This from NEJM:
“However, it is unclear whether current rating systems are meeting stakeholders’ needs. Such rating systems frequently publish conflicting ratings: Hospitals rated highly on one publicly reported hospital quality system are often rated poorly on another. This provides conflicting information for patients seeking care and for hospitals attempting to use the data to identify real targets for improvement.
However, to our knowledge, there has been no prior systematic review or evaluation of current rating systems that could help inform patients, clinicians, and policymakers of the various systems’ methodologies, strengths, and weaknesses.”
Note the disparity in the table below and the designs used by each organization. Also, note, each submitting hospital utilizes different approaches to coding and reporting–the inputs, and thus, risk adjustment may increase (or decrease) their odds of coming out on top; reporting adverse events to regulators (or not) does the same, and comparing each hospital’s typical population mix (high versus low SES) can be an apples to oranges over an apples to apple game.

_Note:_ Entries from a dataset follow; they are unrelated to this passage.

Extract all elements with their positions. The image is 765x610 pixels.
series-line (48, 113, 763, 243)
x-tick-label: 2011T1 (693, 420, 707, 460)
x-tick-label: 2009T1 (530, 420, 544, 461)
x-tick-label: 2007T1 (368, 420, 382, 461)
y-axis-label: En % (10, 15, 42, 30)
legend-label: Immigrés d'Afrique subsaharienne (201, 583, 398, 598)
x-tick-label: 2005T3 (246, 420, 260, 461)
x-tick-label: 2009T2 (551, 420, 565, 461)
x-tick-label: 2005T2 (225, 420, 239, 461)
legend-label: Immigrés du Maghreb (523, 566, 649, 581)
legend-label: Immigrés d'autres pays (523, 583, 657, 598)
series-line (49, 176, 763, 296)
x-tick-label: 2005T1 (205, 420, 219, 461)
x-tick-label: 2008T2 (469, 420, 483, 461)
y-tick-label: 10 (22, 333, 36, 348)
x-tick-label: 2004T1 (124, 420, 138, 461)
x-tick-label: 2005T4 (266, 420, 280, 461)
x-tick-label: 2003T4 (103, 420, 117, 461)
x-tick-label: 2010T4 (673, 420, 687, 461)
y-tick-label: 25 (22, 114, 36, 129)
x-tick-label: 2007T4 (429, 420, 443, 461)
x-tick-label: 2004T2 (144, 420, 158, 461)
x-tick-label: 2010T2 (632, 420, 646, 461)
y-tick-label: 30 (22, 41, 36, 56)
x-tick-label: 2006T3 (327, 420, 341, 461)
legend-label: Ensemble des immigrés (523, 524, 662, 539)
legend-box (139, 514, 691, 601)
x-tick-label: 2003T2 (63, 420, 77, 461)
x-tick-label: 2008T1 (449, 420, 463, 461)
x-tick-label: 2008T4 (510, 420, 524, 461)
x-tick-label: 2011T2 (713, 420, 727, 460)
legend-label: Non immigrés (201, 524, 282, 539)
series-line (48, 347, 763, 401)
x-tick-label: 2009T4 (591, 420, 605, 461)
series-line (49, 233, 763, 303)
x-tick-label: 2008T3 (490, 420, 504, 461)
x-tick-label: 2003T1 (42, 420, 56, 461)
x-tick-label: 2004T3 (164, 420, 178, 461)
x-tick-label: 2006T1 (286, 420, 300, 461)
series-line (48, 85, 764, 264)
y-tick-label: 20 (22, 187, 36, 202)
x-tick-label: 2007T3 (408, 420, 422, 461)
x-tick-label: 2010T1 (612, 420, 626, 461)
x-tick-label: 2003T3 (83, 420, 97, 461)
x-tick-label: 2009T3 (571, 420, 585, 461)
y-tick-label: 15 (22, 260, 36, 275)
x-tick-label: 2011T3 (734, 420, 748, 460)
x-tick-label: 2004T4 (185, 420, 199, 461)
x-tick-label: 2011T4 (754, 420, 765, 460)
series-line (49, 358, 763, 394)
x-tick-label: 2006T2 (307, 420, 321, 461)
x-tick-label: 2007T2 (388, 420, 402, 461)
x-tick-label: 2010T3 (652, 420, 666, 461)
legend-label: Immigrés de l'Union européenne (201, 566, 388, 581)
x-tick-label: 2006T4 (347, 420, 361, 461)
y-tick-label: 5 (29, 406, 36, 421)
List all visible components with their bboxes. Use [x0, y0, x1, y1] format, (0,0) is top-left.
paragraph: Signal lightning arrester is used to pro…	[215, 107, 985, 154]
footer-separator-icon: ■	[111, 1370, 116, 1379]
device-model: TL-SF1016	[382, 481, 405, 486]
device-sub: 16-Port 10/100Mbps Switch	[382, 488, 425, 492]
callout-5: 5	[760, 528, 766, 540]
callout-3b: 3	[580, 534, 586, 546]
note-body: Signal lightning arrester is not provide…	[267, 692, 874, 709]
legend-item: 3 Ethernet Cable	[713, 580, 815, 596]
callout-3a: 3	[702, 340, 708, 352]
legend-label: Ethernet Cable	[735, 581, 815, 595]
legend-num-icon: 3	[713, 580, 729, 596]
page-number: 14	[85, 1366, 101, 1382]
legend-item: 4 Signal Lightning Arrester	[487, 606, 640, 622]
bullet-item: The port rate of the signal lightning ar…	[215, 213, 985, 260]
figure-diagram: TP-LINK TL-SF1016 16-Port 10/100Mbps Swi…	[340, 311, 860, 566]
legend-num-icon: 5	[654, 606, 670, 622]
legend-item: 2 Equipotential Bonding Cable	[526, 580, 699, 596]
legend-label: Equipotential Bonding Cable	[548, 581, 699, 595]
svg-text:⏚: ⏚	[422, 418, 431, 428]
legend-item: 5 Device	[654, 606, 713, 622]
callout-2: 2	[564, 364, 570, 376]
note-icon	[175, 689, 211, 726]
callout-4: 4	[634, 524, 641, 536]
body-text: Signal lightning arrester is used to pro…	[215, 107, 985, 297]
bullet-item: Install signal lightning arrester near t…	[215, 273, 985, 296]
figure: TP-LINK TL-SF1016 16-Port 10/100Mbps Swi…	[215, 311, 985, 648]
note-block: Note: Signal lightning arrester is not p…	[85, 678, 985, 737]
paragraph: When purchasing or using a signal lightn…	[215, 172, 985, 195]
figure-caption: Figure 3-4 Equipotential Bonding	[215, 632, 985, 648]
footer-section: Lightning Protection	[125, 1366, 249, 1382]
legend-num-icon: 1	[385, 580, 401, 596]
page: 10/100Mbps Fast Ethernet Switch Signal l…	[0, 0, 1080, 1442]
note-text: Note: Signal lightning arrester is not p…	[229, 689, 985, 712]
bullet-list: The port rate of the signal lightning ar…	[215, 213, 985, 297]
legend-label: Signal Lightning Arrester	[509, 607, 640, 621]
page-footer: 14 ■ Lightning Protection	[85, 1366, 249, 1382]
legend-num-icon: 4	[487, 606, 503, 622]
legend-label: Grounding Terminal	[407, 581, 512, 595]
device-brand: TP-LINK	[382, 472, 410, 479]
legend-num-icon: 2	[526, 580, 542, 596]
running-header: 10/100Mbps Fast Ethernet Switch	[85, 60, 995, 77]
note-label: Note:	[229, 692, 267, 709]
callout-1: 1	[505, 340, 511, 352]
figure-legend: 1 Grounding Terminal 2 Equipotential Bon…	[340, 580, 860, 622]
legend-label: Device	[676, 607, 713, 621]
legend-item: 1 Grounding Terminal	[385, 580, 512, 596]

Look at the circles in red. Go with USNWR, and you are sailing smooth. But oh wait, Healthgrades says avoid that same facility at all costs. A grown-up size problem and whose methods and grades do you trust?
Evaluation science has a long way to go—and this is just one of many examples. There are too many inaccuracies and unaccounted for reporting domains (“what does the patient say and how are they doing,” for one). One wonders how useful these kinds of assessments are in our present metric milieu—aside from which, do patients use them and prioritize their findings over what their family or PCP says. Most of the studies we have today are a mixed bag.
Also, note the comments at the bottom of the piece. LOTS of pushback.
Here is a sample of why we things are amiss in rating land:
Unfortunately, these administrative data, collected for billing rather than clinical purposes, have notable, well-described shortcomings. The data used are generally limited to those 65 and older who participate in the Medicare Fee-for-Service program. The data often lack adequate granularity to produce valid risk adjustment. Moreover, outcomes reported in administrative data have been shown to have high false-negative and false-positive rates. There are also notable ascertainment or surveillance bias issues that invalidate some of these measures (e.g., the PSI-12 VTE outcome measure).